Voilà qui est dit. Le président Laurent Gbagbo lui-même n’a-t-il pas regretté et dit que s’il savait qu’on pouvait acheter quelqu’un avec de l’argent, il n’allait pas investir tant de milliards pour l’achat des armes ? Bref, ce qui se profile devant nous ce 28 novembre 2010 serait-elle une œuvre apocalyptique ? Là où certains généraux proches du pouvoir d’Abidjan n’ont toujours pas digéré leur « défaite » face à une rébellion qui occupe encore une partie du territoire ivoirien mais également où plus de 32% des ivoiriens partagent la vision du candidat du RDR et qui pourrait compter sur la naïveté du sphinx de Daoukro, malheureux candidat du 1er tour (Henri Konan Bédié) pour gratter des voix dans le V baoulé au centre du pays ? Ce qui est certainement sûr actuellement en Côte d’Ivoire, c’est que malgré son score pléthorique dû à un vote basé sur les voix d’un seul groupe ethnique, ils sont de plus en plus nombreux à jurer qu’un Mossi ou encore un étranger ne les gouvernera jamais en Côte d’Ivoire. Et le candidat du RDR en est lui-même conscient, heureusement ! Car comme dirait l’autre, toutes les promesses de portefeuilles ministériels faites au reste du RHDP par Alassane Dramane ne sont que l’expression de son forfait et nombreux sont les cadres du PDCI, du MFA et de l’UDPCI qui pensent que ce ne sont que des promesses électoralistes. « Il va gouverner certes avec nous parce que le RDR seul ne disposant pas de cadres compétents aura du mal à gérer les affaires du pays. Aussi, nous savons que une fois rodé, il va se tourner vers ses amis. Qui ne nous dit pas qu’il ne fera pas comme Houphouêt qui a fait appel à des ministres de la sous région à l’époque » s’inquiète un cadre du RHDP.

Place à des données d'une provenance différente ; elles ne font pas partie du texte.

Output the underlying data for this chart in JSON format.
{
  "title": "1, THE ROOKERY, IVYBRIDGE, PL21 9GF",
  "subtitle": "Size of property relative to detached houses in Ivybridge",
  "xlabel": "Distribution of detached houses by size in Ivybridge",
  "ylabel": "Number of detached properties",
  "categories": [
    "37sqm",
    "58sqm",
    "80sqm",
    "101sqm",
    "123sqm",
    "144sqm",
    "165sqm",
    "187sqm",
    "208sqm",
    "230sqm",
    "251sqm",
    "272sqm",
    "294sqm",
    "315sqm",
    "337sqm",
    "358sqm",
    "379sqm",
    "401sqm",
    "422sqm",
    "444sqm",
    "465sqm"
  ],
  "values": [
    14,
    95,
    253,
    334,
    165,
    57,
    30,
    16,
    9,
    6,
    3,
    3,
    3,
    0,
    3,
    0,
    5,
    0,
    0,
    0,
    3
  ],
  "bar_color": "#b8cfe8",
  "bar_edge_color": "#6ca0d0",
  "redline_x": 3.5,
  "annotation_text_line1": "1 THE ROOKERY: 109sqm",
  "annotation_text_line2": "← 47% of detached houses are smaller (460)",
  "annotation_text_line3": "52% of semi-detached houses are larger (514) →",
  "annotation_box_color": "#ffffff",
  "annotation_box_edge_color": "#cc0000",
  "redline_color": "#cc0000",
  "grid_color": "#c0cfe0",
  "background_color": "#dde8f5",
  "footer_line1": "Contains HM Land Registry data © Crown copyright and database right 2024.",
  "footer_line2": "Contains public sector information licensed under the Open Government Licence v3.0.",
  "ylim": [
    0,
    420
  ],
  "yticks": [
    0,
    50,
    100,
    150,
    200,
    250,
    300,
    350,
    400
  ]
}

Aussi, et c’est là toute l’insuffisance du programme de société du candidat du RDR, qui prend non seulement les ivoiriens et en particulier le PDCI d’Houphouêt, pour des moins que rien , quand il annonce que une fois élu, il gouvernera sous l’autorité de Bédié, un simple président de parti. En outre, si Alassane Dramane se montre sur ses affiches de campagne comme l’homme moderne qui pourrait séduire une certaine classe de jeunes cadres, la masse paysanne n’a jamais eu une place de choix dans les nombreux discours de l’ex Premier Ministre (90-93) qui avec la complicité de ses amis du FMI et de la banque mondiale ont imposé à la Côte d’Ivoire, à Houphouët et aux ivoirien leur fameux programme d’ajustement structurel (PAS), qui a eu pour conséquence : fermeture de plusieurs entreprises en Côte d’Ivoire, entraînant une diminution drastique de la masse salariale et causant de nombreux licenciements. Les travailleurs de l’usine de textile de Gonfreville de Bouaké se souviennent encore. Ils seraient aujourd’hui plus de 1500 à attendre leur droit de licenciement. Et le paradoxe a voulu que le même Alassane Dramane continue de soutenir celui là même qui a endeuillé nombreuses familles à Bouaké, son ami Djibo Sounkalo, ex directeur général de Gonfreville dans les années 90, à qui il vient de promettre un poste de ministre, s’il était président.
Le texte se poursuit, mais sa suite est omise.